本研究旨在研究乙型肝炎病毒(HBV)rtA181T/sW172 停止突变()和 rtA181T/sW172 不停顿突变。共纳入 2007 年至 2016 年期间在北京 302 医院就诊的 22009 例患者。这些患者均接受核苷(酸)类似物(NAs)治疗,并采集其血清样本进行 HBV 逆转录酶(RT)和 S 区序列分析。在 22009 例患者的样本中检测到 5.37%(1182/22009)的患者存在 rtA181T 突变。导致 rtA181T 的 sW172、sW172 不停顿(sW172L/S)和混合 sW172*/不停顿突变分别占 82.91%、7.70%和 9.39%。与 rtA181T/sW172突变相比,携带 rtA181T/sW172 非停止突变的患者 HBV DNA 水平更高。在 1182 例 rtA181T 阳性样本中,检测到 44.33%(524/1182)存在特征性耐药突变,其中 325 例存在阿德福韦耐药突变 rtA181V/N236T,57 例存在拉米夫定耐药突变 rtM204V/I,99 例存在恩替卡韦耐药突变 rtM204V/I 加 rt184/202/250 取代(s),43 例存在多药耐药突变 rtA181V/N236T+rtM204V/I±rt184/202/250 取代(s)。与 rtA181T/sW172突变相比,rtA181T/sW172 非停止突变与阿德福韦耐药突变共存的比例更高(42.86% vs. 24.59%,P<0.05)。
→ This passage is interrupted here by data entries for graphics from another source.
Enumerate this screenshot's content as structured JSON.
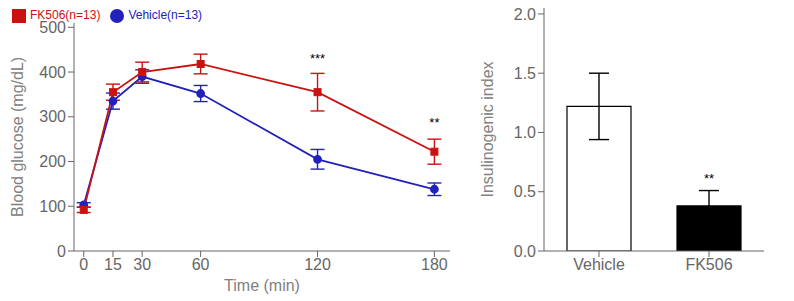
{
  "chart_data": [
    {
      "type": "line",
      "xlabel": "Time (min)",
      "ylabel": "Blood glucose (mg/dL)",
      "x": [
        0,
        15,
        30,
        60,
        120,
        180
      ],
      "series": [
        {
          "name": "Vehicle(n=13)",
          "color": "#2222bb",
          "marker": "circle",
          "values": [
            103,
            335,
            390,
            352,
            205,
            138
          ],
          "errors": [
            5,
            18,
            15,
            18,
            22,
            14
          ]
        },
        {
          "name": "FK506(n=13)",
          "color": "#cc1111",
          "marker": "square",
          "values": [
            92,
            355,
            400,
            418,
            355,
            222
          ],
          "errors": [
            6,
            18,
            22,
            22,
            42,
            28
          ]
        }
      ],
      "xlim": [
        -5,
        188
      ],
      "xticks": [
        0,
        15,
        30,
        60,
        120,
        180
      ],
      "ylim": [
        0,
        510
      ],
      "yticks": [
        0,
        100,
        200,
        300,
        400,
        500
      ],
      "legend": "upper left",
      "grid": false,
      "annotations": [
        {
          "text": "***",
          "x": 120,
          "y": 410
        },
        {
          "text": "**",
          "x": 180,
          "y": 265
        }
      ]
    },
    {
      "type": "bar",
      "ylabel": "Insulinogenic index",
      "categories": [
        "Vehicle",
        "FK506"
      ],
      "values": [
        1.22,
        0.38
      ],
      "errors": [
        0.28,
        0.13
      ],
      "colors": [
        "#ffffff",
        "#000000"
      ],
      "ylim": [
        0,
        2.05
      ],
      "yticks": [
        {
          "value": 0,
          "label": "0.0"
        },
        0.5,
        {
          "value": 1,
          "label": "1.0"
        },
        1.5,
        {
          "value": 2,
          "label": "2.0"
        }
      ],
      "grid": false,
      "annotations": [
        {
          "text": "**",
          "x": "FK506",
          "y": 0.53
        }
      ]
    }
  ]
}
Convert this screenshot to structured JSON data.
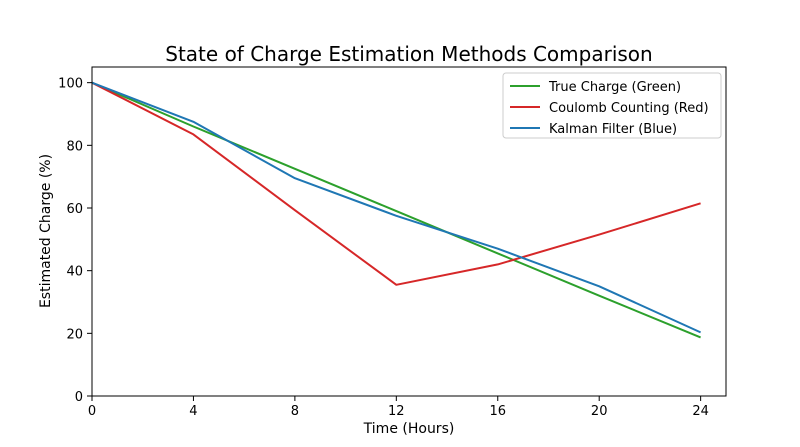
{
  "chart_data": {
    "type": "line",
    "title": "State of Charge Estimation Methods Comparison",
    "xlabel": "Time (Hours)",
    "ylabel": "Estimated Charge (%)",
    "xlim": [
      0,
      25
    ],
    "ylim": [
      0,
      105
    ],
    "xticks": [
      0,
      4,
      8,
      12,
      16,
      20,
      24
    ],
    "yticks": [
      0,
      20,
      40,
      60,
      80,
      100
    ],
    "grid": false,
    "legend_position": "top-right",
    "x": [
      0,
      4,
      8,
      12,
      16,
      20,
      24
    ],
    "series": [
      {
        "name": "True Charge (Green)",
        "color": "#2ca02c",
        "values": [
          100,
          86,
          72.5,
          59,
          45.5,
          32,
          18.7
        ]
      },
      {
        "name": "Coulomb Counting (Red)",
        "color": "#d62728",
        "values": [
          100,
          83.5,
          59.3,
          35.5,
          42,
          51.5,
          61.5
        ]
      },
      {
        "name": "Kalman Filter (Blue)",
        "color": "#1f77b4",
        "values": [
          100,
          87.5,
          69.5,
          57.5,
          47,
          35,
          20.3
        ]
      }
    ]
  }
}
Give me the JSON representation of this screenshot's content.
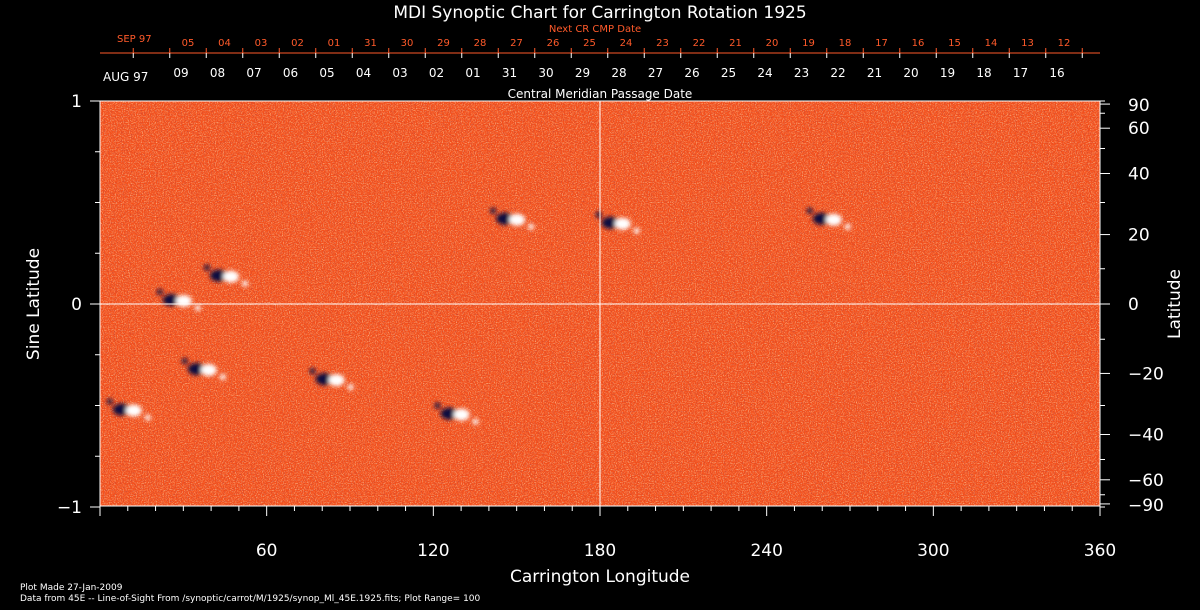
{
  "chart_data": {
    "type": "heatmap",
    "title": "MDI Synoptic Chart for Carrington Rotation 1925",
    "xlabel": "Carrington Longitude",
    "ylabel_left": "Sine Latitude",
    "ylabel_right": "Latitude",
    "xlim": [
      0,
      360
    ],
    "ylim": [
      -1,
      1
    ],
    "x_ticks": [
      "60",
      "120",
      "180",
      "240",
      "300",
      "360"
    ],
    "left_ticks": [
      "1",
      "0",
      "−1"
    ],
    "right_ticks": [
      "90",
      "60",
      "40",
      "20",
      "0",
      "−20",
      "−40",
      "−60",
      "−90"
    ],
    "next_cr_label": "Next CR CMP Date",
    "next_cr_month": "SEP 97",
    "next_cr_dates": [
      "05",
      "04",
      "03",
      "02",
      "01",
      "31",
      "30",
      "29",
      "28",
      "27",
      "26",
      "25",
      "24",
      "23",
      "22",
      "21",
      "20",
      "19",
      "18",
      "17",
      "16",
      "15",
      "14",
      "13",
      "12"
    ],
    "cmp_label": "Central Meridian Passage Date",
    "cmp_month": "AUG 97",
    "cmp_dates": [
      "09",
      "08",
      "07",
      "06",
      "05",
      "04",
      "03",
      "02",
      "01",
      "31",
      "30",
      "29",
      "28",
      "27",
      "26",
      "25",
      "24",
      "23",
      "22",
      "21",
      "20",
      "19",
      "18",
      "17",
      "16"
    ],
    "plot_made": "Plot Made 27-Jan-2009",
    "data_source": "Data from 45E -- Line-of-Sight From /synoptic/carrot/M/1925/synop_Ml_45E.1925.fits; Plot Range= 100",
    "colors": {
      "background": "#000000",
      "field": "#ff5a1a",
      "positive": "#ffffff",
      "negative": "#0a0a40",
      "grid": "#ffffff"
    },
    "active_regions": [
      {
        "lon": 148,
        "sinlat": 0.42,
        "polarity": "bipolar"
      },
      {
        "lon": 186,
        "sinlat": 0.4,
        "polarity": "bipolar"
      },
      {
        "lon": 262,
        "sinlat": 0.42,
        "polarity": "bipolar"
      },
      {
        "lon": 28,
        "sinlat": 0.02,
        "polarity": "bipolar"
      },
      {
        "lon": 45,
        "sinlat": 0.14,
        "polarity": "bipolar"
      },
      {
        "lon": 37,
        "sinlat": -0.32,
        "polarity": "bipolar"
      },
      {
        "lon": 83,
        "sinlat": -0.37,
        "polarity": "bipolar"
      },
      {
        "lon": 128,
        "sinlat": -0.54,
        "polarity": "bipolar"
      },
      {
        "lon": 10,
        "sinlat": -0.52,
        "polarity": "bipolar"
      }
    ]
  }
}
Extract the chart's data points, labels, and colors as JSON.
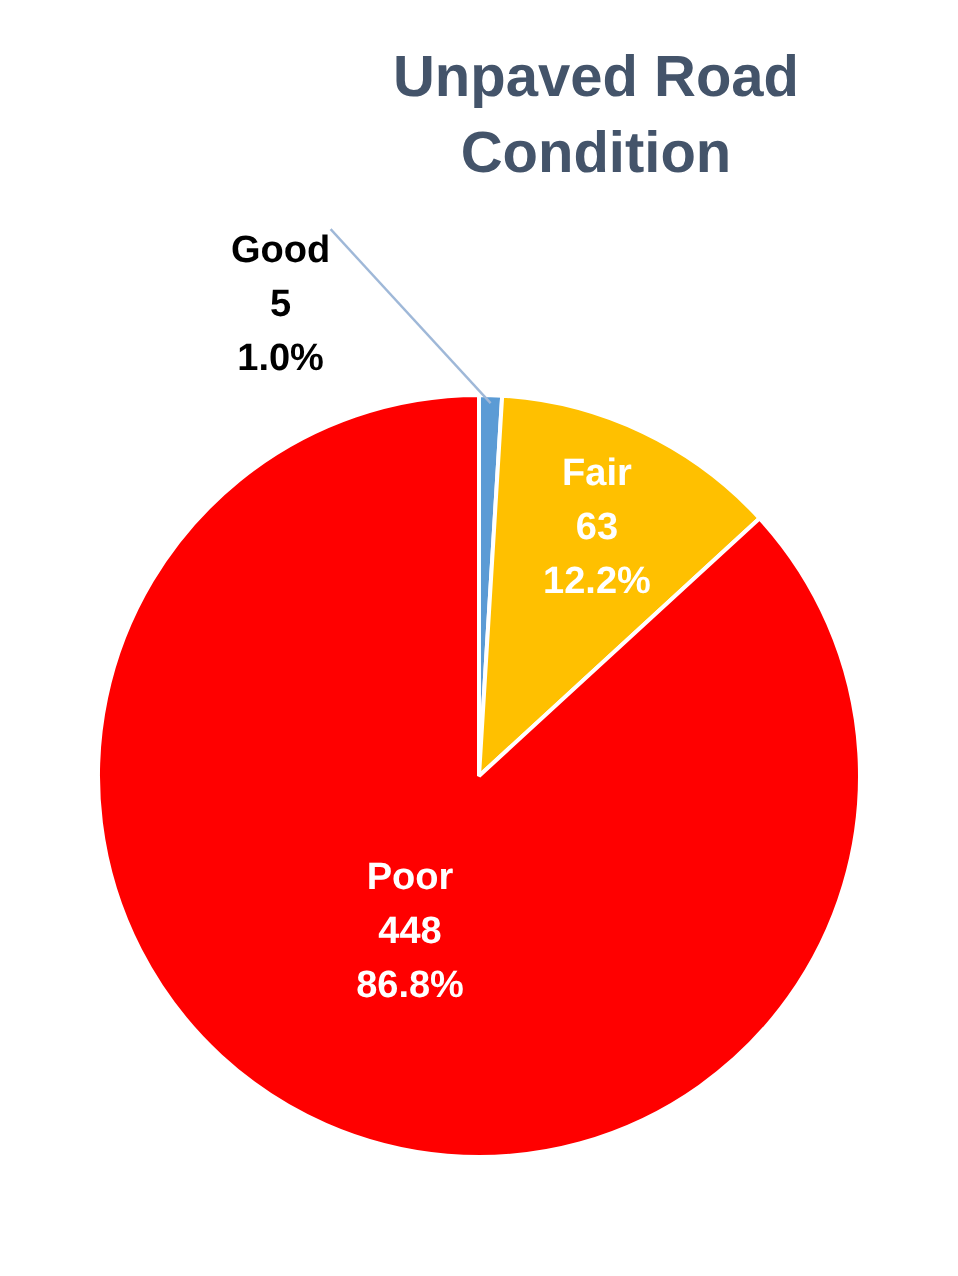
{
  "chart_data": {
    "type": "pie",
    "title": "Unpaved Road Condition",
    "categories": [
      "Good",
      "Fair",
      "Poor"
    ],
    "values": [
      5,
      63,
      448
    ],
    "colors": [
      "#5b9bd5",
      "#ffc000",
      "#ff0000"
    ],
    "value_labels": [
      "5\n1.0%",
      "63\n12.2%",
      "448\n86.8%"
    ]
  }
}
rtA181T/sW172S+rtN236T 和 rtA181T/sW172L+rtN236T 突变体比 rtA181T/sW172*+rtN236T 突变体产生更高的 HBV DNA 产量和阿德福韦耐药倍数(HBV DNA 产量分别为 98.02%和 85.5%,比 rtA181T/sW172*+rtN236T 突变体高 42.1%,野生型菌株的半数最大有效浓度分别为 7.38 倍和 5.49 倍,比 rtA181T/sW172*+rtN236T 突变体高 3.69 倍);rtA181T/sW172L+rtS202G+rtM204V 株比 rtA181T/sW172*+rtS202G+rtM204V 株产生更高的 HBV DNA 产量和恩替卡韦耐药倍数(HBV DNA 产量分别为 50.98%和 34.49%,比 rtA181T/sW172*+rtS202G+rtM204V 突变体高 524.00 倍和 69.33 倍)。总之,与 rtA181T/sW172*突变相比,rtA181T/sW172 非停止突变可能增加阿德福韦和恩替卡韦耐药突变体的耐药倍数,并可能影响 NAs 治疗患者的临床表现。